What makes an analogue? An old style vinyl album records a representation of the sound waves that took place when the original piece was recorded. A frozen graph of the sound that’s been curved into a spiral from the outside to the centre of the record. The volume level of the sound is represented by the depth of the peaks and troughs of the graph, and the pitch by the interval between the peeks and troughs. Low volume sounds tend to be hard to distinguish from imperfections in the manufacture of the disk - noise. The primary characteristic of analogue systems, and their main limitations: the magnitude of all values is represented by the magnitude of a signal somewhere.
The schematic above shows the Moniac analogue computer. (currently on display in the Science Museum in London.) It was used as a teaching aid to model the national economy. Moniac used the flow of water through the system to 'model' an economy. It featured valves to create the effect of changes in taxation and other policy decisions. See Monica technical description for a complete article.
Analogue computers used in gunnery and navigation need to be built like the proverbial brick outhouse. They generally used gears and motors. Again physical values are used with, for example, the distance turned by a wheel representing values such as speed or distance.

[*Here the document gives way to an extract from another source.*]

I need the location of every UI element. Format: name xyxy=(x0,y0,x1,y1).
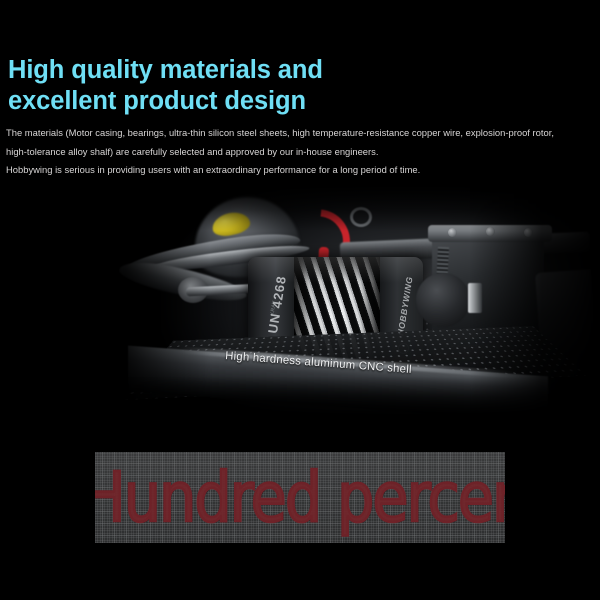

A number of mathematical functions must be performed and over the years engineers have dreamt up different ways of performing them. A classic problem in air navigation is distance travelled over ground when all we know is airspeed and direction. Before we get very far we need to do a little Polar to Cartesian conversion. If airspeed is known, and heading, how can we get distance travelled north and south, east and west?
One answer was the ball resolver, see below. Essentially it is an infinitely variable gear. (This is actually from an early 20th century computer in the Science Museum for predicting tides but the same mechanism in somewhat miniaturised form featured in many navigation computers.)
An electric motor turns the disc at a speed that represents airspeed. The disc turns the brass ball and the ball turns the roller. If the ball is positioned at the outside of the disc the roller will turn quickly, if the ball is moved towards the middle of the disc it will turn the roller progressively slower.
The system has another motor, this driven when the aircraft heading changes. This motor moves the ball from side to side. When the plane is flying due north the ball is positioned at the outside of the disc. The roller is turning at it’s highest possible speed for the speed of the disc. If the aircraft turns to the right and flies more east, as in the diagram below, the system will move the roller towards the centre of the disc. Even with the airspeed the same the velocity north will reduce.
With the two revolvers we can convert the polar parameter airspeed and heading to the cartesian velocity north and velocity east. And velocity north goes negative when the aircraft is flying south and velocity east goes negative it is going west. (and, BTW those same resolvers can work the trick backwards and convert Cartesian back to Polar.)
With the velocities it’s pretty easy to calculate distance travelled. Those mechanical counters on bikes and speedometers integrate speed and get distance. It’s just a matter of gearing. If we’ve decided that 60 miles an hour is represented by 60 revolutions per minute we just have to arrange the gearing so that one mile will pop up after 60 revolutions of the velocity rollers.
We can even turn distance in miles into degrees of Latitude and Longitude. 60 nautical mile is one degree of Latitude, but Longitude is a little more tricky. Those pesky lines of Longitude get closer together as we move away from the equator so a third disc resolver needs to be added to correct the velocity East/Longitude, for changes in Latitude.
Of course, these calculations assume no wind conditions, unlikely. But supposing we have a system that can measure groundspeed and drift. Moving on a few years from the Norden bombsight etc (which needed ground observation to get drift) we had aircraft like the Vulcan with downwards looking doppler radar that could directly measure groundspeed and drift. So, instead of feeding the computer airspeed we feed it groundspeed derived from radar, Green Satin.
Green Satin also supplies the drift angle, the effect of wind on the aircrafts track across the ground. In order to complete our analogue computer we have to find a means of adding two angles together, the original heading angle and the drift angle. For such an apparently simple problem the mechanical analogue computer uses a differential. Two input values, one for heading angle, one for drift angle are (algabraically) added to produce track. Track is the angle of the aircrafts path over the ground.
All the above techniques are only a sample of what was done with electromechanical analogue computers. The mechanical systems have their shortcomings and there are numerous other analogue techniques, many of them purely electronic. Vacuum tubes amplifiers were used, and as soon as they became available, transistors. And I’ve not even mentioned a now totally obsolete lost world ‘solid state’ technology called magnetic amplifiers.
Now the analogue computer has had its day, although it arguably reached it technical best, (with integrated circuit operational amplifiers) just as it was being made obsolete by the digital computer. As Robert Heinlein observed, that tends to be the case, by the time a technique is finally perfected, it’s generally obsolete. And so it is with the analogue computer.